Family judges are always encouraged to listen to the ‘voice of the child’ but, in cases that may be highly distressing, is it right that children should give oral evidence and be subject to cross-examination? As a High Court ruling showed, the answer to that question requires, in each case, the striking of a delicate balance.
At a forthcoming trial, a judge was required to make findings as to the circumstances in which a young child suffered life-changing injuries. An issue arose as to whether the child’s three older siblings – aged 15, 14 and 13 – should give oral evidence. All of them were present in the family home when the injuries were sustained.
Ruling on the matter, the Court noted that the primary objective was to achieve a fair trial. The evidence that the children would give was likely to be of real forensic value and the outcome of the fact-finding hearing would change their lives forever. On the other hand, there was a risk that the experience of giving evidence would be detrimental to the children’s welfare and ongoing family relationships.
The older children had been assessed as competent to instruct their own solicitors but the youngest had not.

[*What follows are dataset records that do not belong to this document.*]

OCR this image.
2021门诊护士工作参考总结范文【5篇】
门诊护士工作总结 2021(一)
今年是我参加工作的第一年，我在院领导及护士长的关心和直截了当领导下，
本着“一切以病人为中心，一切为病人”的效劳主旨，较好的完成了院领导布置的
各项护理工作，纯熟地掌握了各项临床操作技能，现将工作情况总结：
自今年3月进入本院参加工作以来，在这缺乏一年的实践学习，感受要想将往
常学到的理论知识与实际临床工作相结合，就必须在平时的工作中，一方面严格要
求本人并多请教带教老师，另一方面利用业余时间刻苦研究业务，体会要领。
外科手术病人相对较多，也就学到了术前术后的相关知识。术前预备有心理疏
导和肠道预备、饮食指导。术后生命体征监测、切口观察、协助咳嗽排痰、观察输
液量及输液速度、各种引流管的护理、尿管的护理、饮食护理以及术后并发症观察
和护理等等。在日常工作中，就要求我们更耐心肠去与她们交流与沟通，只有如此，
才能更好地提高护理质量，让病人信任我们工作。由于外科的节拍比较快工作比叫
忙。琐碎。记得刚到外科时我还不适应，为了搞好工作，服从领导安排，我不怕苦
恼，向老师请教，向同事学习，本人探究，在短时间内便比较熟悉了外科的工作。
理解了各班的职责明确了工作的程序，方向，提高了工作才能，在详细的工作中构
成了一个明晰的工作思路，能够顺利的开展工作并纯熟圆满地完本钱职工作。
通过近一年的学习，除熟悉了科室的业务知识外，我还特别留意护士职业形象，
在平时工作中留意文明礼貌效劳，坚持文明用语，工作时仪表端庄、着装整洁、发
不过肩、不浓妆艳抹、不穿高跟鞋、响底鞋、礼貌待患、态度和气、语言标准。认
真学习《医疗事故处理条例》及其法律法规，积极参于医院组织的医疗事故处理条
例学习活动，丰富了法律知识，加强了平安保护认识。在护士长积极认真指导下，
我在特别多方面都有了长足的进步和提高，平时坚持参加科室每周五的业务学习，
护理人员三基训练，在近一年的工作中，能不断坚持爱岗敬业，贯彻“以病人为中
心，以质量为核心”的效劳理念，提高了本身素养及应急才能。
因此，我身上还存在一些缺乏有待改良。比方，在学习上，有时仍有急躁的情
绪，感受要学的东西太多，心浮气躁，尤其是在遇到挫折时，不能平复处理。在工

It was clear, however, that all three wanted to give oral evidence so that their voices would be heard. They were bright youngsters and the process of giving evidence had been carefully explained to them.
Weighing up all the factors, the Court concluded that it was appropriate that all three children be called to give evidence. Careful measures would be taken to minimise the potential trauma of the experience. They would not be subject to ‘Old Bailey-style’ cross-examination and their evidence would be recorded before they underwent questioning in court. They would additionally be invited to meet the judge in private the day before giving their evidence.